Hop online; it’s election day

Student Government elections begin today, marking the third year the voting process has taken place online. Polls open at 9 a.m. The voting precinct: any computer, on or off campus, that has Internet access.

After logging on, the student will be directed to a secure voting site and will have to enter a Social Security number and OASIS pin number.

After the login is finished, the program will verify that the person is a USF student and will check to see what college he or she is applied to.

“The site is just as secure as if you were registering for classes,” said David Armstrong, SG business manager said. “I think it is more secure than paper ballots, and it is cheaper.”

The student will then proceed to the presidential and vice presidential candidates’ page, and pick his choices and move on to the senate page.

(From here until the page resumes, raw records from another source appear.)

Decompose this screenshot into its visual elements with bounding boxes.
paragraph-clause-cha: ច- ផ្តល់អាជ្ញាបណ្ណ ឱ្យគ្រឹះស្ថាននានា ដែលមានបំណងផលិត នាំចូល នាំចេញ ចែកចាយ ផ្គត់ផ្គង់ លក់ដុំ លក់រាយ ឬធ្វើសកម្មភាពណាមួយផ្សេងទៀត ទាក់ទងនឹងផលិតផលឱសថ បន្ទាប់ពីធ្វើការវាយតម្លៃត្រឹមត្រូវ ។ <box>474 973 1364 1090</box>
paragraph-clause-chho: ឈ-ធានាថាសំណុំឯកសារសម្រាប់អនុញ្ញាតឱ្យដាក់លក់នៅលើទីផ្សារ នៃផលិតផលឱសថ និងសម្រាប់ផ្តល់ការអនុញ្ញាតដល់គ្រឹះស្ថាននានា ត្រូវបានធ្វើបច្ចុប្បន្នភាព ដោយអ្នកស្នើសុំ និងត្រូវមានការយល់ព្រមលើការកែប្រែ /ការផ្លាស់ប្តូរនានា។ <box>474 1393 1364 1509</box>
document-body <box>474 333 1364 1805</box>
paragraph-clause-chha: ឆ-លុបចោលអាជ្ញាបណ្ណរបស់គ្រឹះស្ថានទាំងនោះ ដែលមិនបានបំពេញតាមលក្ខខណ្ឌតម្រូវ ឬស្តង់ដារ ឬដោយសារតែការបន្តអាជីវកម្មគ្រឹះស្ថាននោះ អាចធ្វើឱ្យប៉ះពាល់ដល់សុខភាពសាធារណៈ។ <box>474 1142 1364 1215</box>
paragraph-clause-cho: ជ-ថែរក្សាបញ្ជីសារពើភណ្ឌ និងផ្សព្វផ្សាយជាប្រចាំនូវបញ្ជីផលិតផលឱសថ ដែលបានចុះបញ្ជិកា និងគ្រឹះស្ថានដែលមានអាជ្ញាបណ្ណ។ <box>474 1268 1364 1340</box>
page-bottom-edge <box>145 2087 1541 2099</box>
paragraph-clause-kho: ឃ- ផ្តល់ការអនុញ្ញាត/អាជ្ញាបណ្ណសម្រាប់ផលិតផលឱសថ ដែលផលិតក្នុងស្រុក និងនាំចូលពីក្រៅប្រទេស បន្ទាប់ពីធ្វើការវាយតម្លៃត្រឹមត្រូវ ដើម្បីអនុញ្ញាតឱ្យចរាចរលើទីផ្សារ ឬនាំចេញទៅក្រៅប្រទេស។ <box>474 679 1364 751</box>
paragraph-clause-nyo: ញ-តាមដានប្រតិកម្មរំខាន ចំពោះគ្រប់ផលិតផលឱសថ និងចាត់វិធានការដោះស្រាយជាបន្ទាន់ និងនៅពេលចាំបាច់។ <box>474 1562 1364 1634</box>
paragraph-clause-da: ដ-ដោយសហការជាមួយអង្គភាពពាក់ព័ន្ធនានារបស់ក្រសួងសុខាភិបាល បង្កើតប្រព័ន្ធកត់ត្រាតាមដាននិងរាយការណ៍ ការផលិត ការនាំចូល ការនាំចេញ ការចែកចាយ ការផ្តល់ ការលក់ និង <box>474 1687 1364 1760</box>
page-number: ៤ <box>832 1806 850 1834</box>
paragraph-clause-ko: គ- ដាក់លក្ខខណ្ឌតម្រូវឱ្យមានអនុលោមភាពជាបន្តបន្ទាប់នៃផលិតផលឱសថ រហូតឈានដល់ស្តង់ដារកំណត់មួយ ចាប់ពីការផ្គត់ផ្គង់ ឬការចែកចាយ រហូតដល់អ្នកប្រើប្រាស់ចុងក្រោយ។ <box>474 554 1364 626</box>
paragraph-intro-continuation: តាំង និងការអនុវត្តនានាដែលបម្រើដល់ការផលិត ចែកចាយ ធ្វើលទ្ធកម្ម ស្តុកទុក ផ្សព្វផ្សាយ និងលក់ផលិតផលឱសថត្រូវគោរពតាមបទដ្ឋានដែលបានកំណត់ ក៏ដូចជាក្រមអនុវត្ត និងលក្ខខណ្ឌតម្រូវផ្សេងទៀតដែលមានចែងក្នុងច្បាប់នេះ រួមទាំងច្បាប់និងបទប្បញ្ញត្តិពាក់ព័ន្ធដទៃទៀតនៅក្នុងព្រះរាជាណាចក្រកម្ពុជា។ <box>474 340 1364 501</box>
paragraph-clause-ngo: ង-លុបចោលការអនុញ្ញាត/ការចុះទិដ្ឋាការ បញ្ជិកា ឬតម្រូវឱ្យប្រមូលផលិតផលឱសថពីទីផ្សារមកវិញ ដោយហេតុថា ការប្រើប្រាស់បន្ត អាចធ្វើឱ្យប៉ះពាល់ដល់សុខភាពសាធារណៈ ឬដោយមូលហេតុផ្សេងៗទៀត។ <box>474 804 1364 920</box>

When entering the senate page, the only candidates that will appear are those from the college for which the student is registered.

“If the student is undeclared/undecided, they can choose and select a college to vote for those particular senator candidates,” Armstrong said. “They can choose how many to vote for because the page will show how many seats are available.”

The third voting decision students must make is for a constitution amendment. This will be done by a yes-or-no process.Armstrong said that this year a new feature was added to the Web site.

“We added a verification page, where it asks the student if these are the correct voting choices,” he said. “After they click yes, that is their final vote and decision. If they want to change their choices, they can simply click on the back button.”

Candidates for student body president and vice president are incumbents Mike Griffin/Dave Mincberg and challengers Joe Nirenberg/Lakia Stewart. Both tickets are making last-minute preparations to their campaign to get people to the polls and vote.Griffin said he and Mincberg won’t rest until Friday, when the election is over.

“We will be doing everything and anything we can do,” Griffin said. “We have been at Cooper, the engineering building and talking to organizations.”

Nirenberg said he and Stewart will be at Cooper Hall today and other places on campus.

“We are going to participate in Bullsit today and push people to go out and vote,” Nirenberg said.

Griffin and Nirenberg said the main goal is trying to get as many people out to vote and to feel the energy of voting.

Shortly after 9 p.m. on the first day of voting last year, approximately 1,100 students had voted.

“We have found that the number of voters are higher at night than during the day,” Armstrong said.

Armstrong said tonight he might give a total vote count but not release who is in the lead. On Thursday, the final results will be known a minute or two after the polls close.

“We will verify the numbers are correct and let the candidates know as soon as possible,” Armstrong said.

Armstrong also said that up until the evening before the election day, there had not been any real cases of violations of the Election Rules Committee statues.

“Of course, you have your random flyer or chalking, but really there hasn’t been that big of a deal with either ticket,” he said. “It has been a very clean and respectful race so far.”

The online polls will open at 9 a.m. today and will close at 7 p.m. Thursday, and students are only allowed to vote once. Log onto to vote.

“Students are able to vote anytime overnight,” Armstrong said.